The number of foreign children adopted by Americans has dropped for the third year in a row, a consequence of tougher policies in the two countries — China and Russia — that over the past decade have provided the most children to U.S. families.
Figures for the 2007 fiscal year, provided by the State Department on Friday, showed that adoptions from abroad have fallen to 19,411, down about 15 percent in just the past two years.
It's a dramatic change. The number of foreign adoptions had more than tripled since the early 1990s, reaching a peak of 22,884 in 2004 before dipping slightly in 2005, then falling to 20,679 in 2006.
"A drop in international adoptions is sad for children," said Thomas Atwood, president of the National Council for Adoption. "National boundaries and national pride shouldn't get in the way of children having families."
Adoptions from China, the No. 1 source country since 2000, fell to 5,453. That's down by 1,040 from last year and well off the peak of 7,906 in 2005. Two main factors lie behind this: an increase in domestic adoptions as China prospers and tighter restrictions on foreign adoptions that give priority to stable married couples between 30 and 50 and exclude single people, the obese and others with financial or health problems.
One consequence, adoption agencies say, is that the waiting time to complete an adoption from China has more than doubled to 24 months or more.
Adoptions from Russia also dropped sharply over the past year _ from 3,706 to 2,310. Russian authorities suspended the operations of all foreign adoption agencies for several months earlier this year and have been reaccrediting them only gradually. Like China, Russia has been trying to boost the number of domestic adoptions.
U.S. adoptions from South Korea and Haiti also declined significantly, although the overall drop was partially offset by large increases in adoptions from Guatemala (up from 4,135 to 4,728), Ethiopia (732 to 1,255) and Vietnam (163 to 626).
Tom DeFilipo, president of the Joint Council on International Children's Services, said adoptions from Guatemala could decline over the coming year as its government — under intense international pressure — tries to impose tough new regulations on an adoption industry that was widely viewed as susceptible to fraud and extortion.

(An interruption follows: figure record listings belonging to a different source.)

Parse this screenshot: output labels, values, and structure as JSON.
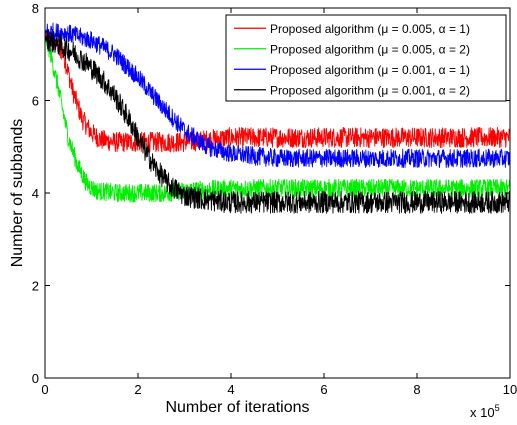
{
  "chart_data": {
    "type": "line",
    "xlabel": "Number of iterations",
    "ylabel": "Number of subbands",
    "x_multiplier": "x 10",
    "x_multiplier_exp": "5",
    "xlim": [
      0,
      10
    ],
    "ylim": [
      0,
      8
    ],
    "xticks": [
      "0",
      "2",
      "4",
      "6",
      "8",
      "10"
    ],
    "yticks": [
      "0",
      "2",
      "4",
      "6",
      "8"
    ],
    "grid": false,
    "legend_position": "top-right",
    "x_unit_scale": 100000,
    "series": [
      {
        "name": "Proposed algorithm (μ = 0.005, α = 1)",
        "color": "#ff0000",
        "x": [
          0,
          0.2,
          0.4,
          0.6,
          0.8,
          1.0,
          1.2,
          1.5,
          2.0,
          3.0,
          4.0,
          6.0,
          8.0,
          10.0
        ],
        "y": [
          7.4,
          7.3,
          7.0,
          6.2,
          5.6,
          5.3,
          5.15,
          5.1,
          5.1,
          5.1,
          5.2,
          5.2,
          5.2,
          5.2
        ],
        "noise": 0.22
      },
      {
        "name": "Proposed algorithm (μ = 0.005, α = 2)",
        "color": "#00ee00",
        "x": [
          0,
          0.1,
          0.3,
          0.5,
          0.7,
          0.9,
          1.1,
          1.5,
          2.0,
          2.6,
          3.0,
          4.0,
          6.0,
          8.0,
          10.0
        ],
        "y": [
          7.3,
          7.1,
          6.2,
          5.2,
          4.6,
          4.2,
          4.05,
          4.0,
          4.0,
          4.0,
          4.05,
          4.1,
          4.1,
          4.1,
          4.1
        ],
        "noise": 0.2
      },
      {
        "name": "Proposed algorithm (μ = 0.001, α = 1)",
        "color": "#0000ff",
        "x": [
          0,
          0.5,
          1.0,
          1.5,
          2.0,
          2.5,
          3.0,
          3.5,
          4.0,
          5.0,
          6.0,
          8.0,
          10.0
        ],
        "y": [
          7.5,
          7.45,
          7.3,
          7.0,
          6.5,
          5.9,
          5.35,
          5.0,
          4.85,
          4.75,
          4.75,
          4.75,
          4.75
        ],
        "noise": 0.2
      },
      {
        "name": "Proposed algorithm (μ = 0.001, α = 2)",
        "color": "#000000",
        "x": [
          0,
          0.3,
          0.6,
          0.9,
          1.2,
          1.5,
          1.8,
          2.1,
          2.4,
          2.7,
          3.0,
          3.5,
          4.0,
          6.0,
          8.0,
          10.0
        ],
        "y": [
          7.35,
          7.2,
          7.05,
          6.8,
          6.5,
          6.1,
          5.6,
          5.0,
          4.5,
          4.15,
          3.95,
          3.85,
          3.8,
          3.8,
          3.8,
          3.8
        ],
        "noise": 0.24
      }
    ]
  }
}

Overall, DeFilipo — whose council represents many international adoption agencies — found reason for optimism in the new statistics.
"What you're seeing is fewer countries sending very large numbers of children and a broader range of countries participating," he said. "Over the long term, I think this is a healthy trend."
He mentioned Kenya, Peru and Brazil as countries not now among the major sources of children, but which might increase international adoptions in coming years.
Michele Bond, deputy assistant secretary of state for overseas citizen services, also viewed the new figures positively.
"Interest in intercountry adoption remains very strong," she said in a telephone interview. "People are increasingly well-informed. They're more likely to look at new countries instead of always looking at the same small number of countries."
By contrast, another adoption expert, Harvard law professor Elizabeth Bartholet, depicted the new numbers as "totally depressing."
She said China and Russia reflected a trend in which countries opened themselves up to international adoption, then scaled back. She attributed this in part to UNICEF and other international organizations encouraging countries to care for children within their homeland, even when domestic programs such as foster care might be inadequate.
"UNICEF is a major force," Bartholet said. "They've played a major role in jumping on any country sending large number of kids abroad, identifying it as a problem rather than a good thing."
UNICEF's child protection spokesman, Geoffrey Keele, said the U.N. agency does believe it is preferable to care for orphaned or abandoned children in their own countries if good homes could be found for them.
"The best interests of the child must be the guiding principle," he said. "We don't go about discouraging international adoption. We just want to be sure it's done properly."
Thomas Atwood, of the National Council for Adoption, said there should be no competition between domestic and international adoption. With an estimated 143 million orphans worldwide, he said, there was enough need to go around.
For U.S.-based adoption agencies, the biggest impact has been on those specializing in placing children from China.
The president of one of the largest such groups, Joshua Zhong of Colorado-based Chinese Children Adoption International, said the agency had placed about 620 children this year, down from about 1,200 in 2005, while average waiting times had increased from nine months to two years.
Some clients are so committed to adopting a Chinese child that they are willing to wait, Zhong said. "Others say forget about it."
For the second straight year, no Romanian children were adopted by Americans. The Eastern European country, which provided 1,119 children to U.S. families in 2000, has banned adoptions by foreigners, except for relatives.